1. Field of the Invention
The present invention relates to a quantification method and an imaging method, and more particularly, to the quantification method capable of quantifying the margin feature, the cysts feature, the calcifications feature, the echoic feature and the heterogenesis feature of a tumor, and to the imaging method capable of imaging the margin feature, the cysts feature, the calcifications feature and the heterogenesis feature of a tumor.
2. Description of Related Art
In recent years, since the resolution of the image and the digitized process of the image of the medical use ultrasonic imaging technology have both increased significantly, the application filed of the medical use ultrasonic imaging technology is not limited in monitoring the growth of a baby anymore. The medical use ultrasonic imaging technology is gradually used in the diagnosis of the nature of many kinds of tumor, such as the thyroid tumor. Moreover, due to the non invasion imaging nature of the medical use ultrasonic imaging technology, more and more doctors uses the medical use ultrasonic imaging technology as an assistance in diagnosing the nature of a tumor and evaluating the possible treatments to the tumor.

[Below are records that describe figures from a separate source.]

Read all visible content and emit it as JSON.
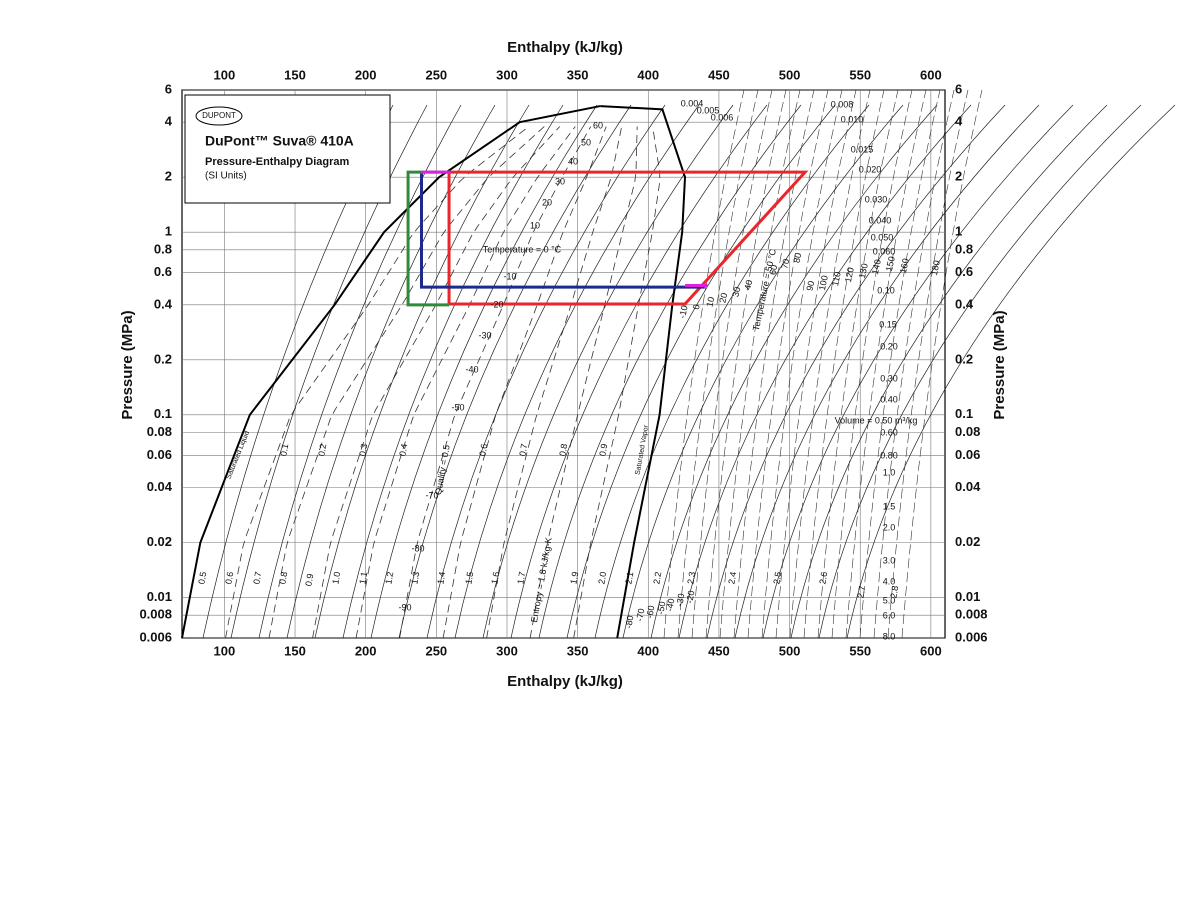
{
  "chart_data": {
    "type": "line",
    "xlabel": "Enthalpy  (kJ/kg)",
    "ylabel": "Pressure  (MPa)",
    "logo": "DUPONT",
    "brand": "DuPont™ Suva® 410A",
    "subtitle": "Pressure-Enthalpy Diagram",
    "units_note": "(SI Units)",
    "xlim": [
      70,
      610
    ],
    "ylim": [
      0.006,
      6
    ],
    "log_y": true,
    "grid": true,
    "xticks": [
      100,
      150,
      200,
      250,
      300,
      350,
      400,
      450,
      500,
      550,
      600
    ],
    "yticks": [
      0.006,
      0.008,
      0.01,
      0.02,
      0.04,
      0.06,
      0.08,
      0.1,
      0.2,
      0.4,
      0.6,
      0.8,
      1,
      2,
      4,
      6
    ],
    "series": [
      {
        "name": "Saturated Liquid",
        "color": "#000000",
        "x": [
          70,
          83,
          118,
          178,
          213,
          252,
          309,
          366
        ],
        "values": [
          0.006,
          0.02,
          0.1,
          0.4,
          1,
          2,
          4,
          4.9
        ]
      },
      {
        "name": "Saturated Vapor",
        "color": "#000000",
        "x": [
          366,
          410,
          426,
          424,
          417,
          408,
          390,
          378
        ],
        "values": [
          4.9,
          4.7,
          2,
          1,
          0.4,
          0.1,
          0.02,
          0.006
        ]
      },
      {
        "color": "#e8262b",
        "x": [
          259,
          511,
          426,
          259,
          259
        ],
        "values": [
          2.13,
          2.13,
          0.404,
          0.404,
          2.13
        ]
      },
      {
        "color": "#1c2a8c",
        "x": [
          239.5,
          239.5,
          440
        ],
        "values": [
          2.13,
          0.5,
          0.5
        ]
      },
      {
        "color": "#2e8b3e",
        "x": [
          259,
          230,
          230,
          259
        ],
        "values": [
          2.13,
          2.13,
          0.4,
          0.4
        ]
      },
      {
        "color": "#e020e0",
        "x": [
          239.5,
          260
        ],
        "values": [
          2.13,
          2.13
        ]
      },
      {
        "color": "#e020e0",
        "x": [
          426,
          442
        ],
        "values": [
          0.51,
          0.51
        ]
      }
    ],
    "quality_labels": [
      "0.1",
      "0.2",
      "0.3",
      "0.4",
      "Quality = 0.5",
      "0.6",
      "0.7",
      "0.8",
      "0.9"
    ],
    "saturation_temperatures": [
      "60",
      "50",
      "40",
      "30",
      "20",
      "10",
      "Temperature = 0 °C",
      "-10",
      "-20",
      "-30",
      "-40",
      "-50",
      "-70",
      "-80",
      "-90"
    ],
    "entropy_labels": [
      "0.5",
      "0.6",
      "0.7",
      "0.8",
      "0.9",
      "1.0",
      "1.1",
      "1.2",
      "1.3",
      "1.4",
      "1.5",
      "1.6",
      "1.7",
      "Entropy = 1.8 kJ/kg-K",
      "1.9",
      "2.0",
      "2.1",
      "2.2",
      "2.3",
      "2.4",
      "2.5",
      "2.6",
      "2.7",
      "2.8"
    ],
    "superheat_temperatures": [
      "-10",
      "0",
      "10",
      "20",
      "30",
      "40",
      "Temperature = 50 °C",
      "60",
      "70",
      "80",
      "90",
      "100",
      "110",
      "120",
      "130",
      "140",
      "150",
      "160",
      "180"
    ],
    "volume_labels": [
      "0.004",
      "0.005",
      "0.006",
      "0.008",
      "0.010",
      "0.015",
      "0.020",
      "0.030",
      "0.040",
      "0.050",
      "0.060",
      "0.10",
      "0.15",
      "0.20",
      "0.30",
      "0.40",
      "Volume = 0.50 m³/kg",
      "0.60",
      "0.80",
      "1.0",
      "1.5",
      "2.0",
      "3.0",
      "4.0",
      "5.0",
      "6.0",
      "8.0"
    ],
    "low_temperatures": [
      "-80",
      "-70",
      "-60",
      "-50",
      "-40",
      "-30",
      "-20"
    ]
  }
}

The first step for a doctor to diagnose the nature of a tumor through an ultrasonic image is to identify the contour of the tumor, i.e. the tumor contour, for defining the tumor inner region and the tumor external region in the ultrasonic image. Then, the doctor can identify the features of the tumor, such as the margin feature, the cysts feature, the calcifications feature, the echoic feature and the heterogenesis in the tumor inner region, as the reference for diagnosing the nature of the tumor. However, the medical use ultrasonic imaging system of the present time can only allow the doctor to input the tumor contour identified by his naked eyes to the ultrasonic image of the tumor, with the help of a handwriting input device. But, the unreliability of the diagnosis of the nature of the tumor is significant just due to this tumor contour identifying process, for the reasons below:
The tumor contour identifying process mainly depends on the subjective feeling and experience of the doctor, even the mental condition of the doctor can also plays an important role in it. As a result, for a certain ultrasonic image of a tumor, the tumor contours indentified by different doctors are different from each other, as shown in FIG. 1A. Moreover, even for the same doctor, the tumor contours identified at different time slot are different from each other, either.
After that, with the assistance of the identified tumor contour, the doctor can identify whether the above features of the tumor is existed in the tumor inner region by his naked eyes. And if there exists at least one of the above features of the tumor in the tumor inner region, the ratio of the at least one of the above features of the tumor in the tumor inner region is evaluated by the doctor. At final, based on the results collected on hand, such as the distribution of certain kind of feature of the tumor, the doctor diagnoses the nature of the tumor. In other words, no objective mechanism exists in the present diagnosis process of the nature of a tumor, based on the ultrasonic image. Therefore, mistakes on diagnosis of the nature of a tumor exist from time to time, decreasing the reliability of the diagnosis process of the nature of a tumor by the medical use ultrasonic imaging technology to the medical field and the society.
Besides, lots of image margin identification methods have been proposed in the image identification field (such as the license identification field) for example, the snake algorithms. However, before the snake algorithms starts to work, the uses needs to input a preliminary margin into the algorithms, which means the doctor still needs to input a rough tumor contour through the handwriting input device. Then, the snake algorithms continues to execute the following algorithm process. But, due to the intrinsic property thereof, the snake algorithms is preferably applied in the case of the image having obvious margin, or the result of the snake algorithms will be extremely different from the actual margin. However, in most cases, the margin of a tumor is not obvious, i.e. the margin of the tumor is always blurred. Therefore, even with the snake algorithms, the resulting tumor contour is still quite different from the actual contour of the tumor, ash shown in FIG. 1B.
Besides, for decreasing the calculation time of the snake algorithms, the doctor still needs to spend lot of time to input a preliminary margin close to the actual tumor contour into the algorithms. Thus, the burden of the doctor is not released significantly. Moreover, since the ultrasonic image is a gray scale image, the features of the tumor (such as the margin feature, the cysts feature, the calcifications feature, the echoic feature and the heterogenesis feature) may be displayed as minor change of the gradient value of the gray scale of some of the pixel points of the gray scale image, which is hard to identify by the naked eyes of the doctor. Therefore, the doctor can only identify the existence of these features of a tumor by his feeling, making the diagnosing process of the nature of a tumor merely depending on the subjective feeling of the doctor, not depending on the objective facts.
Therefore, a quantification method capable of quantifying the margin feature, the cysts feature, the calcifications feature, the echoic feature and the heterogenesis feature of a tumor, and an imaging method capable of imaging the margin feature, the cysts feature, the calcifications feature and the heterogenesis feature of a tumor are required in the field.